How important is it for your to take a vacation away from the office?


I'm a member of a multi-specialty group, and we have about 18 to 20 days for vacation. I try to use it all because I do feel it's important to take time off.

Most important is the family time. My idea of a good time is to spend time with my wife and kids, ages 15, 13, and 11, whether it's at home, on a little trip, or taking 2 weeks to drive back to the East Coast for a family reunion every couple of years. I think of [our children] as little kids, but they're teenagers, and I'm realizing that once that time is gone, you can't get it back. So it is important to get time with them away from work.

Sometimes I feel guilty taking time off because I question how I'll get everything done, but I like to think patients benefit from me getting time away, too. Not that I'm in a better mood [when I return], but after a few months of straight-through work, I'm sure there can be a little difference in personality. I like to think that I'm a better doctor if I have time away."

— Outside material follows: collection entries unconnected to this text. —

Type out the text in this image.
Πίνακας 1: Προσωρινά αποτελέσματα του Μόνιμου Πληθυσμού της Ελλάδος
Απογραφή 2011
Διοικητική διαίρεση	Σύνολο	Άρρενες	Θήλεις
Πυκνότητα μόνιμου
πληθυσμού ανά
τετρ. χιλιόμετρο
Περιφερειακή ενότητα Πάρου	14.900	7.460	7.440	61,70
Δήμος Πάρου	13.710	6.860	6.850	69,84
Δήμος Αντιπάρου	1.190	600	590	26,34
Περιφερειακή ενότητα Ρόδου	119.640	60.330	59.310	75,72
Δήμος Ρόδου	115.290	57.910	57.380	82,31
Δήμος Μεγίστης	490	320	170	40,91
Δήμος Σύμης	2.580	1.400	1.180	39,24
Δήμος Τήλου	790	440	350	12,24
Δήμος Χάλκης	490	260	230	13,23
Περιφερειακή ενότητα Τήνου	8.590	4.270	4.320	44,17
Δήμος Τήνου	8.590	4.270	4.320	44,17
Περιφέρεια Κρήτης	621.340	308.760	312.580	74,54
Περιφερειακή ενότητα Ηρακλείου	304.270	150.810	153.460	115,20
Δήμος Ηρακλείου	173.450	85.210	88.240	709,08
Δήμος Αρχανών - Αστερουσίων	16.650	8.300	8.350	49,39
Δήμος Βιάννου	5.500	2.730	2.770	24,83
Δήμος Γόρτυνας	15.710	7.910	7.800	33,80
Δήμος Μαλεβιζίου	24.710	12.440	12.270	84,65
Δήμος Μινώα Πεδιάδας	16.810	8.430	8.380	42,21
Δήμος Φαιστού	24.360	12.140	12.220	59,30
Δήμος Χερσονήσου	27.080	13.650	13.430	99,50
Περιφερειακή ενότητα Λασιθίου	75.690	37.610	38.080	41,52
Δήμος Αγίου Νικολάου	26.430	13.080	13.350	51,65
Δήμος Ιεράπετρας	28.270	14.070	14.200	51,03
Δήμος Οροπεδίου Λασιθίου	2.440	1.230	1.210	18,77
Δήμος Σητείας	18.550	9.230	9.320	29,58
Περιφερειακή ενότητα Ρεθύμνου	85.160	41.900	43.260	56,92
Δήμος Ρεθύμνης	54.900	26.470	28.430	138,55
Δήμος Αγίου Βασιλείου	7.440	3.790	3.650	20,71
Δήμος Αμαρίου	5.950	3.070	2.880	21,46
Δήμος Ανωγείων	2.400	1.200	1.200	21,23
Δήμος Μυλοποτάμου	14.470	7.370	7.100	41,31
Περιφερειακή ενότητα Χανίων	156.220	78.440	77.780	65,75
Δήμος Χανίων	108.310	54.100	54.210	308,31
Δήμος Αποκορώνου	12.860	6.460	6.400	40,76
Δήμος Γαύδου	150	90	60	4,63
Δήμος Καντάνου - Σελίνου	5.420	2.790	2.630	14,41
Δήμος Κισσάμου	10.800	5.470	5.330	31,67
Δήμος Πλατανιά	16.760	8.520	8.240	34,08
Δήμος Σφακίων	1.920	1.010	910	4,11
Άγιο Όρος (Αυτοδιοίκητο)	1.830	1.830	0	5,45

"It's pretty important for me to get away once in a while. I have a wife and three kids, ages 6, 4, and 2, and we try to do fun things with them. I'm in a solo practice and it's pretty hectic: a lot of decisions to be made all the time. You just have to get away once in awhile.

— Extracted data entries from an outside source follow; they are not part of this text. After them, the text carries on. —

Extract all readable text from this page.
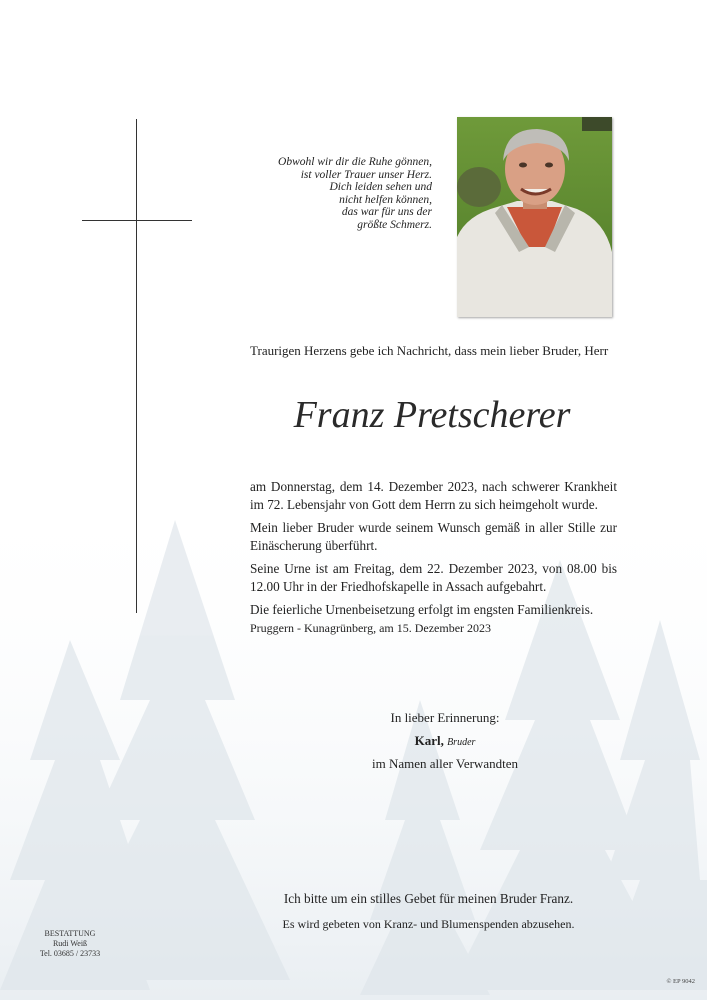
Obwohl wir dir die Ruhe gönnen,
ist voller Trauer unser Herz.
Dich leiden sehen und
nicht helfen können,
das war für uns der
größte Schmerz.
Traurigen Herzens gebe ich Nachricht, dass mein lieber Bruder, Herr
Franz Pretscherer

am Donnerstag, dem 14. Dezember 2023, nach schwerer Krankheit im 72. Lebensjahr von Gott dem Herrn zu sich heimgeholt wurde.

Mein lieber Bruder wurde seinem Wunsch gemäß in aller Stille zur Einäscherung überführt.

Seine Urne ist am Freitag, dem 22. Dezember 2023, von 08.00 bis 12.00 Uhr in der Friedhofskapelle in Assach aufgebahrt.

Die feierliche Urnenbeisetzung erfolgt im engsten Familienkreis.

Pruggern - Kunagrünberg, am 15. Dezember 2023
In lieber Erinnerung:
Karl, Bruder
im Namen aller Verwandten
Ich bitte um ein stilles Gebet für meinen Bruder Franz.
Es wird gebeten von Kranz- und Blumenspenden abzusehen.
BESTATTUNG
Rudi Weiß
Tel. 03685 / 23733
© EP 9042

We usually take 2 or 3 weeks a year when we shut down the office for a week or two. Once in a while, we do little weekend trips. We've gone on a couple of cruises, we've gone to Disney World, and on a cruise with the kids. We're planning on taking vacation again this year, but we're not sure where yet."

Christopher T. Buchanan, MD
Granville, TX

"Vacation time is very important. I don't get very much of it, but you need a fresh perspective and some rest. Too often, the grind of what we do, day in and day out, is very trying emotionally, physically, and mentally. Everyone needs to get away and clear their head and do something that is not work related. The only way we can really do that is with vacations because physicians are compelled to answer the phone or help out, and if you're nearby, the next thing you know, you're back at work.

The amount of time I take varies, but is usually about 2 weeks. There aren't many urologists here at my hospital, so it's an issue of timing. Fortunately, I work where I grew up, so I don't have to go away to visit family.

It would be very good if you could take off some amount of time every 3 or 4 months, maybe not a whole week, but you need a little downtime.

I tend to combine vacations with conferences, which is good for the family, but not for me. I feel compelled to see everything at the meeting. I can go anywhere as long as it's not here. We went to Disney World, and I thought it wouldn't be relaxing for me, but it was."

Philip J. Proctor, MD

"It's extremely important. Like a lot of people, I would like to have a life outside of my profession. I don't have any grand plans yet. Over the course of the year, I probably will take 3 to 4 weeks' vacation. It will be mixed: some time at home and some time away.

It does help renew you for coming back to work. I have to do it."